Dona Niquita resolveu procurar orientação na tenda de Umbanda que Ione freqüentava. Embora um pouco apreensiva, pois achava Ione um pouco mística, não conhecia outra maneira de ajudar seu filho. Venceu as primeiras barreiras criadas pela desinformação e pôs-se a caminho.
A tenda umbandista ficava do outro lado da capital, em bairro afastado da região central. D. Niquita nem ao menos viu o barulho e a confusão do transito, tais as suas preocupações. Ia acompanhada de Ione, que falava o tempo todo, como se quisesse catequizar a companheira e torna-la umbandista também. D. Niquita não estava interessada em outra coisa diferente da melhora do filho. Para ela nada mais importava.
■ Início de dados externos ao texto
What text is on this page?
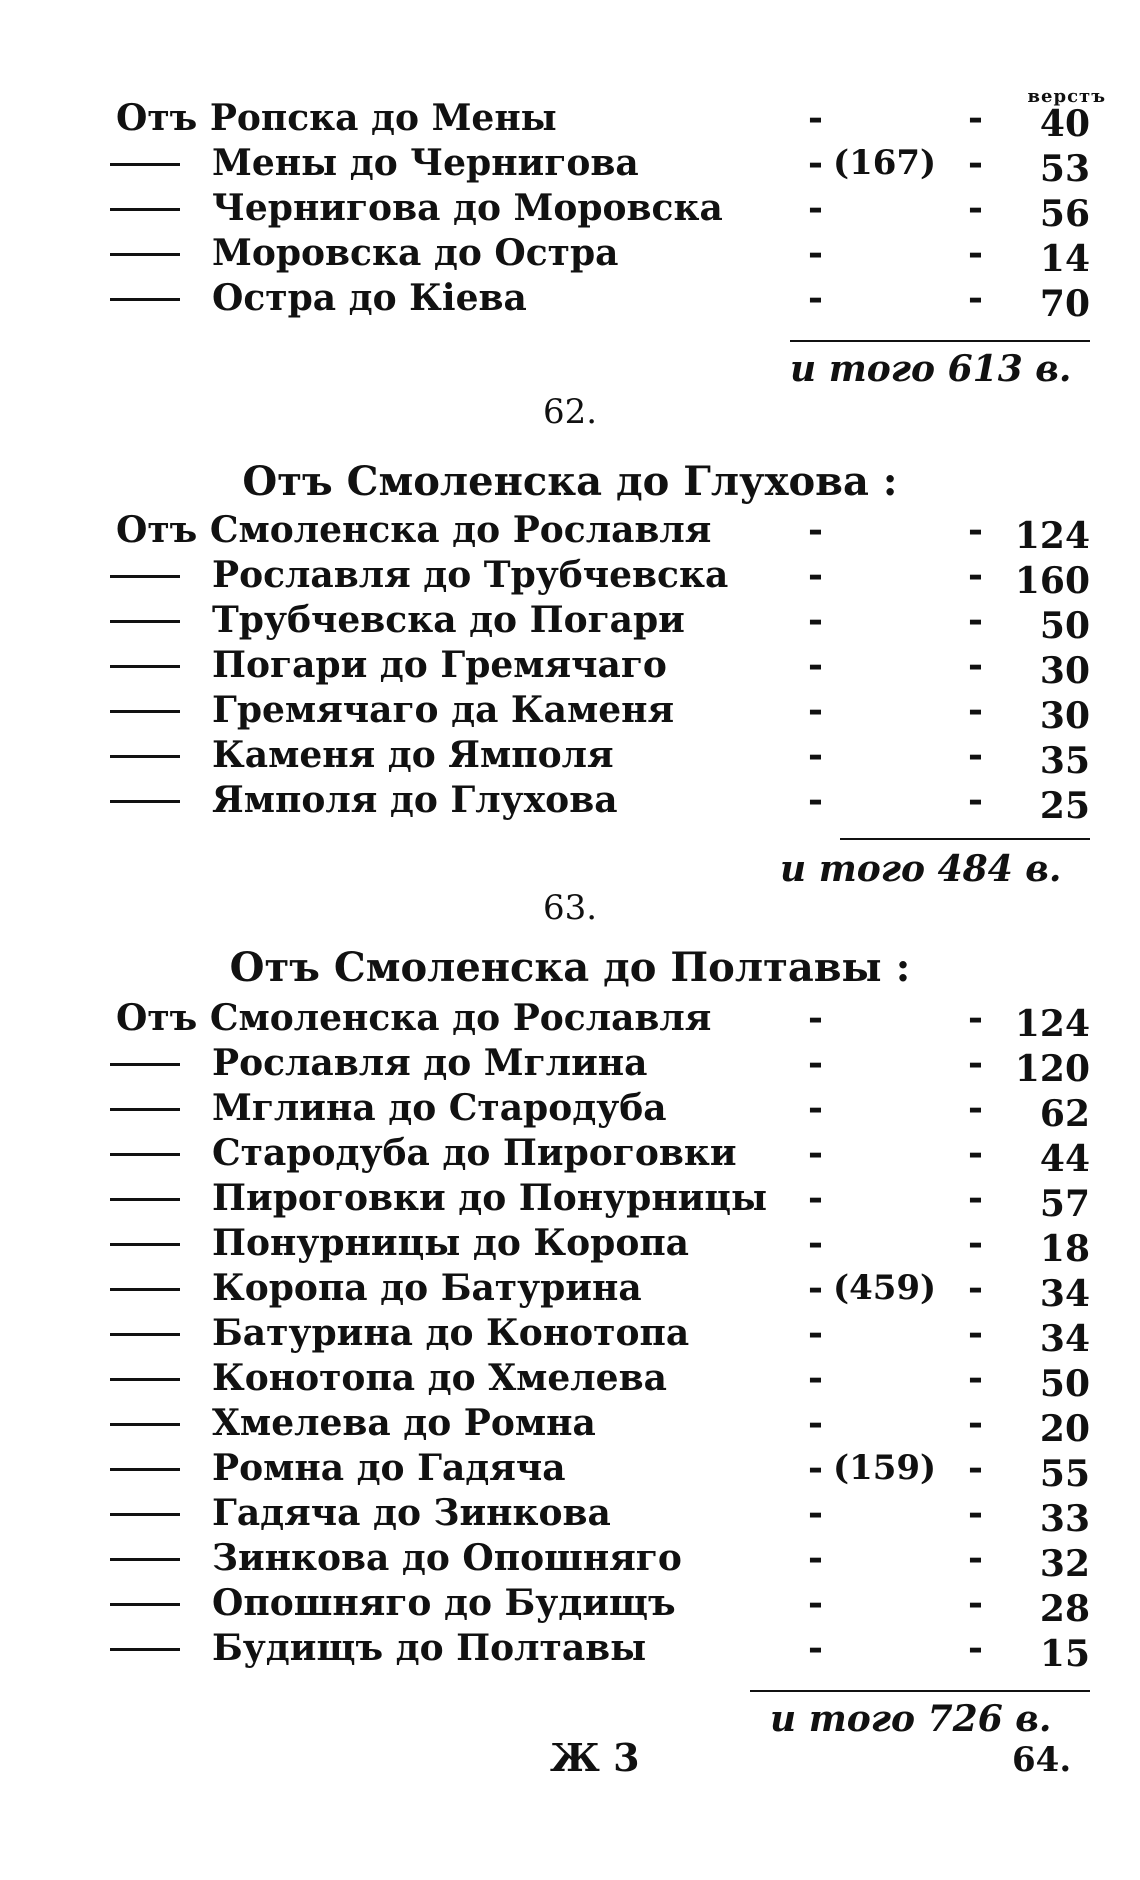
верстъ
Отъ Ропска до Мены	-	- 40
Мены до Чернигова	- (167) - 53
Чернигова до Моровска -	- 56
Моровска до Остра	-	- 14
Остра до Кіева	-	- 70
и того 613 в.
62.
Отъ Смоленска до Глухова :
Отъ Смоленска до Рославля	-	- 124
Рославля до Трубчевска -	- 160
Трубчевска до Погари	-	- 50
Погари до Гремячаго	-	- 30
Гремячаго да Каменя	-	- 30
Каменя до Ямполя	-	- 35
Ямполя до Глухова	-	- 25
и того 484 в.
63.
Отъ Смоленска до Полтавы :
Отъ Смоленска до Рославля	-	- 124
Рославля до Мглина	-	- 120
Мглина до Стародуба	-	- 62
Стародуба до Пироговки -	- 44
Пироговки до Понурницы -	- 57
Понурницы до Коропа	-	- 18
Коропа до Батурина	- (459) - 34
Батурина до Конотопа	-	- 34
Конотопа до Хмелева	-	- 50
Хмелева до Ромна	-	- 20
Ромна до Гадяча	- (159) - 55
Гадяча до Зинкова	-	- 33
Зинкова до Опошняго	-	- 32
Опошняго до Будищъ	-	- 28
Будищъ до Полтавы	-	- 15
и того 726 в.
Ж 3	64.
Estava disposta a tudo e como boa católica que era, estava armada com o seu rosário e uma dezena de nomes de santos na cabeça, rezando a Salve-Rainha e dirigindo-se a uma tenda para falar com os "guias", como Ione chamava os orientadores espirituais da religião, Umbanda.
Um mistério envolve de tal forma essa manifestação religiosa que se torna difícil para o leigo saber a sua origem e o seu significado. Seus rituais tornaram-se tão misteriosos que os brasileiros com o seu misticismo natural, foram explorados por aqueles que nenhum escrúpulo tinham em relação à fé alheia. Mas essa não é característica da Umbanda. Por todo lugar onde há o sentimento religioso, manifestam-se pessoas inescrupulosas, que abusam da fé alheia. Protestantes, católicos, espíritas, espiritualistas, esotéricos e também umbandistas não estão livres do comércio e do abuso das almas alucinadas. Mas, no Brasil, essa terra abençoada onde as pessoas preferem julgar antes e talvez, conhecer depois a Umbanda, por se manifestar, na maioria das vezes, para aqueles possuidores de umas almas mais simples, de uma fé menos exigente que os tornam vítimas dos pretensos sábios e donos da verdade, recebeu uma marca, um rótulo, que aos poucos, somente aos poucos vai-se desfazendo. Isso ocorreu também devido às manifestações de sectarismo religioso, antifraterno e anticristão de uma minoria, o que gerou o preconceito contra os rituais da Umbanda, seu vocabulário, suas devoções.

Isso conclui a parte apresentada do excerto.